HPI/doc/MODULES.org
2020-05-18 22:43:27 +01:00

6.4 KiB

This file is an overview of documented modules. There are many more, see "What's inside" for the full list of modules, I'm progressively working on documenting them.

See SETUP to find out how to set up your own config.

Some explanations:

  • MY_CONFIG is whereever you are keeping your private configuration (usually ~/.config/my/)
  • Path is a standard Python object to represent paths
  • PathIsh is a helper type to allow using either str, or a Path
  • Paths is another helper type for paths.

    It's 'smart', allows you to be flexible about your config:

    • simple str or a Path
    • /a/path/to/directory/, so the module will consume all files from this directory
    • a list of files/directories (it will be flattened)
    • a glob string, so you can be flexible about the format of your data on disk (e.g. if you want to keep it compressed)

    Typically, such variable will be passed to get_files to actually extract the list of real files to use.
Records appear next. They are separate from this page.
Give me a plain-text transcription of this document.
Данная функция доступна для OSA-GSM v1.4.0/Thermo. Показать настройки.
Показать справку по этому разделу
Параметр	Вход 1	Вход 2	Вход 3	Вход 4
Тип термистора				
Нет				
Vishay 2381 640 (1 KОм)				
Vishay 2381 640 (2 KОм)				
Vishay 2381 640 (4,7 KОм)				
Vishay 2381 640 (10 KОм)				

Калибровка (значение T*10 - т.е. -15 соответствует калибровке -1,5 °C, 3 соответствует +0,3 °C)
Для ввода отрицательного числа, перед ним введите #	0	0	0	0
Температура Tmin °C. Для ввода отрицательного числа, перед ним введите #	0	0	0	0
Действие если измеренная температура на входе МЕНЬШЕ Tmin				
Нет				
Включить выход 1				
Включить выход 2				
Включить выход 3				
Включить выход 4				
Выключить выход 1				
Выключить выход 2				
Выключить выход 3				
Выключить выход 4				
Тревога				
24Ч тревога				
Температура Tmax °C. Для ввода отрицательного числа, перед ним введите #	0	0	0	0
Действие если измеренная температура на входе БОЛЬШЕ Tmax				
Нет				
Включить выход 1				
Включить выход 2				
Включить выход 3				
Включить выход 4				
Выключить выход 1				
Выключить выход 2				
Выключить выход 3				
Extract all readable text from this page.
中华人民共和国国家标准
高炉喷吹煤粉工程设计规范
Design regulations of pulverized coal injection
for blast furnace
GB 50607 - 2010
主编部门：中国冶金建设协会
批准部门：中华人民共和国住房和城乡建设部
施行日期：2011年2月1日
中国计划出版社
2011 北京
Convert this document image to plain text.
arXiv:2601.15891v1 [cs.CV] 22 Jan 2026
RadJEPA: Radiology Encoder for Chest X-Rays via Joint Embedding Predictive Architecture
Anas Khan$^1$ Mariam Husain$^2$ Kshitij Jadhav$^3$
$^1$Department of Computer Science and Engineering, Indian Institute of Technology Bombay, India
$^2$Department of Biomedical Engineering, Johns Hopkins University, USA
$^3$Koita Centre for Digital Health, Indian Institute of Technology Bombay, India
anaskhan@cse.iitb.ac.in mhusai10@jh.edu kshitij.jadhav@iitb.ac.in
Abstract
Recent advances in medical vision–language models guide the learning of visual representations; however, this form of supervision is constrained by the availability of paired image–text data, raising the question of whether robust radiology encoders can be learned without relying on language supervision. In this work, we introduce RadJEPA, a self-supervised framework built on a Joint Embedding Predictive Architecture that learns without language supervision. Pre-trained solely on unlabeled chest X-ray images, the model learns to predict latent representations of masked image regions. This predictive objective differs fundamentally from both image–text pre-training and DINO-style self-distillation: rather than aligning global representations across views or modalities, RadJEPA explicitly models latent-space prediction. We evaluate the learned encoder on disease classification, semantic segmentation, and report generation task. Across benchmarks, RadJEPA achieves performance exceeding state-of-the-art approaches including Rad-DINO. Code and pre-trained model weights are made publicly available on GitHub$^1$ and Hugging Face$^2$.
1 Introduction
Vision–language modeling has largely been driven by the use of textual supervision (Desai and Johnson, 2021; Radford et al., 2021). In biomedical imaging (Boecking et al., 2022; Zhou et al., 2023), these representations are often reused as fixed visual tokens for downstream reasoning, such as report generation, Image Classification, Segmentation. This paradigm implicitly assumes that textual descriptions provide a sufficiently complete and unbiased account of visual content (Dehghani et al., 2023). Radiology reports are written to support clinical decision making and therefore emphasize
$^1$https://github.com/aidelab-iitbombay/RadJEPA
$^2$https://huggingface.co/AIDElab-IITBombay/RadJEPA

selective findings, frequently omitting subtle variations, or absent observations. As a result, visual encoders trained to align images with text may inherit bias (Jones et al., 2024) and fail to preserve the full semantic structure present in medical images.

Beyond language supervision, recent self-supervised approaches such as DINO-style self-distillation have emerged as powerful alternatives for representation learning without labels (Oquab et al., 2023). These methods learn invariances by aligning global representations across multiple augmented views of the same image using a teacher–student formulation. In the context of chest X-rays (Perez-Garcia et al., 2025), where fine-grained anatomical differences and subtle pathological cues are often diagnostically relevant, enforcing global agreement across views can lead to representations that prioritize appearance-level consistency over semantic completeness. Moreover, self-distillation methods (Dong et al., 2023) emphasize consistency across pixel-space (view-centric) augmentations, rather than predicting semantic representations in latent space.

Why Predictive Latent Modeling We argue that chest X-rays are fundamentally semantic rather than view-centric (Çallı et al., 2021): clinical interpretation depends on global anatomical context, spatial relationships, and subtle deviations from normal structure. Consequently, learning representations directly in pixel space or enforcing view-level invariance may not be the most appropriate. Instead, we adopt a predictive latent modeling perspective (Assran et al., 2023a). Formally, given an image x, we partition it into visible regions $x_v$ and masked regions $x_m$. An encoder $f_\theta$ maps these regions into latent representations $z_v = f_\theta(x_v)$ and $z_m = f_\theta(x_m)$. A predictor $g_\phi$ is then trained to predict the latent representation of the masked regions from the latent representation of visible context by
You can see usage examples here.

  • if the field has a default value, you can omit it from your private config altogether

The config snippets below are meant to be modified accordingly and pasted into your private configuration, e.g $MY_CONFIG/my/config.py.

You don't have to set them up all at once, it's recommended to do it gradually.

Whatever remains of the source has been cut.